A new study in the journal Microbial Ecology examines the effects of these nectar composition changes on an American bumblebee. Without bumblebees, who perform a type of pollination that honeybees do not, it would be difficult to mass produce food crops like tomatoes, blueberries, peppers, or potatoes.

“Micro changes in floral nectar may alter the way bees forage and look for food, affecting their health and in turn, potentially affecting human health, by reducing the availability of fresh foods,” said UCR entomologist and study lead Kaleigh Russell.

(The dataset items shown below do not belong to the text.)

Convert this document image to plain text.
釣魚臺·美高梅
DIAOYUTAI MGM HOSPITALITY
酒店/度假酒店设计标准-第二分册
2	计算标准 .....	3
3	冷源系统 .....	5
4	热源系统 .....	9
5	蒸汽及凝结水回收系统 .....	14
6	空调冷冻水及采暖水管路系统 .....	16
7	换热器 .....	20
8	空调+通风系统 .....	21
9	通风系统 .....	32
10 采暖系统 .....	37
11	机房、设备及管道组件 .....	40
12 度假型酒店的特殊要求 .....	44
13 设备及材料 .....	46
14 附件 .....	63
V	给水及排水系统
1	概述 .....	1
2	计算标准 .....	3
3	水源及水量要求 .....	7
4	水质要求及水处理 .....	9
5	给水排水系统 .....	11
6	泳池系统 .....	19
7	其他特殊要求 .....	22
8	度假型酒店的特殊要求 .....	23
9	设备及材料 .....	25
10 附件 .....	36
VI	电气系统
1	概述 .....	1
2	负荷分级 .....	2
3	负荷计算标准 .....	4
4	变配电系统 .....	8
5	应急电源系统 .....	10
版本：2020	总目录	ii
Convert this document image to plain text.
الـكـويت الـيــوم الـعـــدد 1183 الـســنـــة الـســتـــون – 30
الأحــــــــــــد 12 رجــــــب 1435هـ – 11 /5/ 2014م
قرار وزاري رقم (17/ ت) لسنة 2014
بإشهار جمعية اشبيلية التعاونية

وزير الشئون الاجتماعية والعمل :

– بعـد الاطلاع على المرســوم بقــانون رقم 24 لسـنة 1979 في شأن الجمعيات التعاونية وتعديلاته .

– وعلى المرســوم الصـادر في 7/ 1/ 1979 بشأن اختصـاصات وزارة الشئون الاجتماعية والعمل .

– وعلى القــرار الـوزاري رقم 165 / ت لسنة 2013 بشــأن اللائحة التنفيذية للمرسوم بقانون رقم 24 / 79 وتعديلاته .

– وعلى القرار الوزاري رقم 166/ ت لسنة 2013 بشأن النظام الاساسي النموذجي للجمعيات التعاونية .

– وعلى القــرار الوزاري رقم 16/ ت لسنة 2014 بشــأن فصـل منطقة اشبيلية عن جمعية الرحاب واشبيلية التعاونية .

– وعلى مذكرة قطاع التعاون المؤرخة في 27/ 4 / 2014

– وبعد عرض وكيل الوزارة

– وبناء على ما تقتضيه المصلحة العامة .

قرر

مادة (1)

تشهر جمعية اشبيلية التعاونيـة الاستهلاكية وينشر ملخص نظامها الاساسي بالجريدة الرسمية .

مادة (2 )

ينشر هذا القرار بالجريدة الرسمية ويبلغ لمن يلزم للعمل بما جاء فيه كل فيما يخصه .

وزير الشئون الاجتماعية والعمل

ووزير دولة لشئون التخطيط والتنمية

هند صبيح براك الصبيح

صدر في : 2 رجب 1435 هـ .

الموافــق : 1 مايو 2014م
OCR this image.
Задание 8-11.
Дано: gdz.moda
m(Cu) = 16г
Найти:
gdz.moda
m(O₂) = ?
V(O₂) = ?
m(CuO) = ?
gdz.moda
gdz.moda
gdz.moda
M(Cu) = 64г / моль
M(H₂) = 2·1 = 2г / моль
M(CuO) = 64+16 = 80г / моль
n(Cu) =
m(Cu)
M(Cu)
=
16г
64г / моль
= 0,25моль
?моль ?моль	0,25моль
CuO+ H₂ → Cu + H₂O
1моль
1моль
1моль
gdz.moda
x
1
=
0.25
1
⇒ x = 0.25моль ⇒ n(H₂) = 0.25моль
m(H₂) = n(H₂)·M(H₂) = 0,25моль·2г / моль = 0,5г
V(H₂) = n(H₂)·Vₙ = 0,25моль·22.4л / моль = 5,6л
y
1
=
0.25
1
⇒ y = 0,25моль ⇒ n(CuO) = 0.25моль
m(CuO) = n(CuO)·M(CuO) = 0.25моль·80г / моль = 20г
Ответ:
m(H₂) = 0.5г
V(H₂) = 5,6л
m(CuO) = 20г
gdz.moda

Bumblebees do enjoy nectar with some microbes in it, but too much of a good thing can deter them, Russell said.
With even a small increase in temperature, microbes’ metabolism speeds up, causing them to reproduce more and eat up a higher percentage of the sugars in the nectar. “Less sugar means the nectar could be less palatable for our pollinators,” Russell said.

To test the bumblebees’ taste preferences, Russell made nectar in a laboratory. Some was sterile and some contained microbes, and she grew both at a lower and a higher temperature.

The lower temperature, 80.6 degrees Fahrenheit, represents the average springtime high for Riverside in 2017. The higher temperature, 89.6 F, corresponds with what the predicted average temperature will be at the end of the century due to climate change.